GoogleはWebページにおいて、ユーザーにとって有益かどうかを最優先に考えるべきだという方針を掲げています。以下の内容は、どのようなページを作成するべきかをGoogleの基本方針として掲げたものです。

・検索エンジンではなく、ユーザーの利便性を最優先に考慮してページを作成する。
・ユーザーをだますようなことをしない。
・検索エンジンでの掲載位置を上げるための不正行為をしない。ランクを競っているサイトや Google 社員に対して自分が行った対策を説明するときに、やましい点がないかどうかが判断の目安です。その他にも、ユーザーにとって役立つかどうか、検索エンジンがなくても同じことをするかどうか、などのポイントを確認してみてください。
・どうすれば自分のウェブサイトが独自性や、価値、魅力のあるサイトと言えるようになるかを考えてみる。同分野の他のサイトとの差別化を図ります。

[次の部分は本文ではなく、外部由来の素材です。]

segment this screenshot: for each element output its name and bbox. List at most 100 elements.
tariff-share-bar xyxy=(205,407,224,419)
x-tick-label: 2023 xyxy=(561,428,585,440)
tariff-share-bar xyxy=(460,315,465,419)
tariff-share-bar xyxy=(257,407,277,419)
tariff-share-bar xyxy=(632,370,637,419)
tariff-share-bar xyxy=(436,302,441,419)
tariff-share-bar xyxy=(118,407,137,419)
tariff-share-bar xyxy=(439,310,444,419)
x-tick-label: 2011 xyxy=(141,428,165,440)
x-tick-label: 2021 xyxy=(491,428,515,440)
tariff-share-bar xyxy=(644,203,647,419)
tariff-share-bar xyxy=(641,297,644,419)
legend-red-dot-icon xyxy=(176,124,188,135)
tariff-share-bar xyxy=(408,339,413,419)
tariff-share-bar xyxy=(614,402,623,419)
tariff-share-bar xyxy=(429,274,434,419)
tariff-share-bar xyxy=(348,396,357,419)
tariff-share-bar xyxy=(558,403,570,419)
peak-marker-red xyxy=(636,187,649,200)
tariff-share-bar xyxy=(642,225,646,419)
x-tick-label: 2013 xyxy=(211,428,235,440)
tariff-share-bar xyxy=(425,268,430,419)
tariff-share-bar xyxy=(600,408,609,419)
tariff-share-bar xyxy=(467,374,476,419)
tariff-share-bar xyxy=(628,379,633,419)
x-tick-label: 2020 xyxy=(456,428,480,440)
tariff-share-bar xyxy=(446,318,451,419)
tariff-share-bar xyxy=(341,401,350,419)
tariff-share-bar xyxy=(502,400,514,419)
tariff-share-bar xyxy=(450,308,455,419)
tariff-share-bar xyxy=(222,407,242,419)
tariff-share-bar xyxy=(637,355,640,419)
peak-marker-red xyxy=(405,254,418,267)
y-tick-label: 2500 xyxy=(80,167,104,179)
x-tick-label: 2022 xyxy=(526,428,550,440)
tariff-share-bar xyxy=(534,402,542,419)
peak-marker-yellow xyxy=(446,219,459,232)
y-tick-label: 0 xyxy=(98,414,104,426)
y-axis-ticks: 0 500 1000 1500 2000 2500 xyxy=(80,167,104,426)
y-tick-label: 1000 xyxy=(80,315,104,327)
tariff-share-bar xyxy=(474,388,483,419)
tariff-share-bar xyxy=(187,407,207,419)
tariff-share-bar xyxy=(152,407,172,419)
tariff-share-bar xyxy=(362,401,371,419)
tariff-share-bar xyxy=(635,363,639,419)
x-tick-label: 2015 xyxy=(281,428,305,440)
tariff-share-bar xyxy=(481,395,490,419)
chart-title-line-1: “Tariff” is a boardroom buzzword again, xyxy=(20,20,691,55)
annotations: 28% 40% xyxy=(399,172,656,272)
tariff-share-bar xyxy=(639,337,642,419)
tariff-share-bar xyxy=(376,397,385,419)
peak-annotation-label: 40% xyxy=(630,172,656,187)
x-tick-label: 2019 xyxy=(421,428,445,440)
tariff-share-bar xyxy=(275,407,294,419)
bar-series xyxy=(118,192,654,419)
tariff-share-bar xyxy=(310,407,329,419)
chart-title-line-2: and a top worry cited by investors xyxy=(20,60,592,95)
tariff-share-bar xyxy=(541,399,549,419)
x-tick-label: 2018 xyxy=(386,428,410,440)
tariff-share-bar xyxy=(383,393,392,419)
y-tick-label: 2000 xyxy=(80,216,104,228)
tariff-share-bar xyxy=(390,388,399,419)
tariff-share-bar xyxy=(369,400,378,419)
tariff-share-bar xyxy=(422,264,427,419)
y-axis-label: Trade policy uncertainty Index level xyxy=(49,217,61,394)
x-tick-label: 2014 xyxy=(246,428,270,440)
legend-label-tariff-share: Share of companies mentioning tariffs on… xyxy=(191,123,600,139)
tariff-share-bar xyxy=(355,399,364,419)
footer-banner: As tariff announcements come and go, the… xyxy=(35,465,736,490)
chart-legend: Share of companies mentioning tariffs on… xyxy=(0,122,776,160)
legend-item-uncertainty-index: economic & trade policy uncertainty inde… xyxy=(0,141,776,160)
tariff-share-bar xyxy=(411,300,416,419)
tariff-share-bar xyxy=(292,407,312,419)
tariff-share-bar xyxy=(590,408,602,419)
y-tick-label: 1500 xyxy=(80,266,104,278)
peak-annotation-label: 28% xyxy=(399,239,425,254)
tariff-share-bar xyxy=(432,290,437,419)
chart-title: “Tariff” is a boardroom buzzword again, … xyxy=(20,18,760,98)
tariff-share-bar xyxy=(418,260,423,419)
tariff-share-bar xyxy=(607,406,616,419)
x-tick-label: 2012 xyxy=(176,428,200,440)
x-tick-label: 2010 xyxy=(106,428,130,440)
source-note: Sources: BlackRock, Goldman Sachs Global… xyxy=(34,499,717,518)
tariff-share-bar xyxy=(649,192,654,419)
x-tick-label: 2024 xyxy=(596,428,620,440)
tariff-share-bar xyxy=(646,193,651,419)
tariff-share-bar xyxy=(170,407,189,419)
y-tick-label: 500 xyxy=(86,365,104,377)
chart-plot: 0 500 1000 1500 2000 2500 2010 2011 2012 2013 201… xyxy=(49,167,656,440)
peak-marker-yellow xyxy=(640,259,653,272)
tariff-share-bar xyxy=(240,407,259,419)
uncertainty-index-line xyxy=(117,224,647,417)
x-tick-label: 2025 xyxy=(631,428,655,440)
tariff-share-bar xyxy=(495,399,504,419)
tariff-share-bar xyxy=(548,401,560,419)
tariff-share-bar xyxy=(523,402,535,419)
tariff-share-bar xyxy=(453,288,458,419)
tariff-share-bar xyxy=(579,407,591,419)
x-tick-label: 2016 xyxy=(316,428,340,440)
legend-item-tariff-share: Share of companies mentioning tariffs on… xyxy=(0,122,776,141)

引用: Search Console ヘルプ – Google Support

Googleは「ユーザーを最優先に考えた」「役立つ」「独自性と魅力的のあるページ」を作成するべきだと提示しています。ワードサラダが含まれているページは、「検索エンジンを最優先に考えた」「役に立たない」「機械的に作成されたページ」です。
ユーザーのことを一番に考えるのであれば、積極的に作成することは避けたほうが良いでしょう。

まとめ

もし、自社サイトが悪質な被リンクを獲得しているようであれば、早急に対策をする必要があります。また、自社サイト自体にワードサラダが含まれている場合は、すぐに削除したほうが良いでしょう。

検索エンジンは日々改善を重ねており、かつて効果があったSEO対策が今は不適切とみなされ、評価が下がることもあります。常に最新の情報を取り入れ、サイトの改善に努めましょう。